Histoire poignante, mais pas triste, d'une vieille dame très digne. Lilly Bere a quatre-vingts neuf ans et une vie pleine derrière elle. A présent seule, et parce qu'elle estime en avoir assez vu, elle envisage de se suicider. Avec sourire, elle se souvient de ses amours, des hommes de sa vie. Elle raconte son père, solide et courageux policier dans une Irlande déchirée. Son frère adoré mort à la guerre de 40. Tadg, qui allait devenir son mari après leur fuite précipité vers le Nouveau Monde. Joe, son second mari au comportement si étrange. Ed, son fils chéri, Monsieur Nolan son ami, et puis Bill disparu tragiquement. Le roman égraine les chapitres en comptant les jours de Lilly sans Bill. Ces pages disent aussi cette époque pleine de guerres, de haines raciales, de misère, de petites et grandes peurs. Lilly traverse toutes ces saisons le coeur en écharpe et elle finit par plus vouloir le sentir battre au rythme des drames du monde... Il y a beaucoup de tendresse et de douceur dans ce récit, beaucoup d'élégance et de charme dans cette vieille dame fanée qui ne se plaint jamais. Elle accepte son destin avec une lumineuse sérénité, sans rien regretter mais avec le désir simple de descendre en marche. Il n'y a rien de morose ici, au contraire. L'écriture est sublime de délicatesse et légèreté. En refermant le livre on comprend totalement Lilly mais on aimerait la retenir encore un peu pour lui dire combien on l'aime.
J'ai adoré : le magnifique personnage de Lilly, le ton énigmatique et l'ambiance feutrée, cette façon intelligente et sensible d'aborder le sujet de la fin de vie des personnes âgées, très belle argumentation pour alimenter le débat actuel sur l'euthanasie.

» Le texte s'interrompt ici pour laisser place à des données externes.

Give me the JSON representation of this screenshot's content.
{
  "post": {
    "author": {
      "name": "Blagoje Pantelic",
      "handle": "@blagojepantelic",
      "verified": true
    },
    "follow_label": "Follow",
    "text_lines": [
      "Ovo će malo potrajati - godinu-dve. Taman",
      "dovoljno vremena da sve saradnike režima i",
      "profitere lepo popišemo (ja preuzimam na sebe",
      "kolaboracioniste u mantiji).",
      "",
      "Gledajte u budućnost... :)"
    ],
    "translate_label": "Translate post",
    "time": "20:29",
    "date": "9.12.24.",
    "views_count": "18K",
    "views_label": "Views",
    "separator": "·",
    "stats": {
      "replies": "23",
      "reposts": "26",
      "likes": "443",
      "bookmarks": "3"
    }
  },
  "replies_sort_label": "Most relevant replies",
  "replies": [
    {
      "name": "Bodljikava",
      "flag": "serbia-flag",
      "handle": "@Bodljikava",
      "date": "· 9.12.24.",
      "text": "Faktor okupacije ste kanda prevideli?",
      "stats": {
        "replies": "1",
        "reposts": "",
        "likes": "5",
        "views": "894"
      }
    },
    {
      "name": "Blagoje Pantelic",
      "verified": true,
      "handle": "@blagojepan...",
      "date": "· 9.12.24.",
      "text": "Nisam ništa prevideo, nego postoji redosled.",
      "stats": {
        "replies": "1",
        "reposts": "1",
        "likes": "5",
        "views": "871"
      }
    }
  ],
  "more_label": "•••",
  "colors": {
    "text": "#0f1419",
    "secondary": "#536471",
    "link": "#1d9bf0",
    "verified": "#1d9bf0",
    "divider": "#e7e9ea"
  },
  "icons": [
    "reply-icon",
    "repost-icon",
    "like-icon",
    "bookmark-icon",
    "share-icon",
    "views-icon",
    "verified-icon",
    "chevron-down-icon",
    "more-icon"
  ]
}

Du côté de Canaan, Sebastian Barry, Joëlle Losfeld. Traduit de l'anglais (Irlande) par Florence Lévy-Paoloni. 276 p 19,50€. En vente sur mon blog via Amazon.fr
Sebastian Barry est Irlandais. Il a publié trois autres romans, Dunne (2005), Un long chemin (2006) et Le testament caché (2009) tous parus chez Joëlle Losfeld.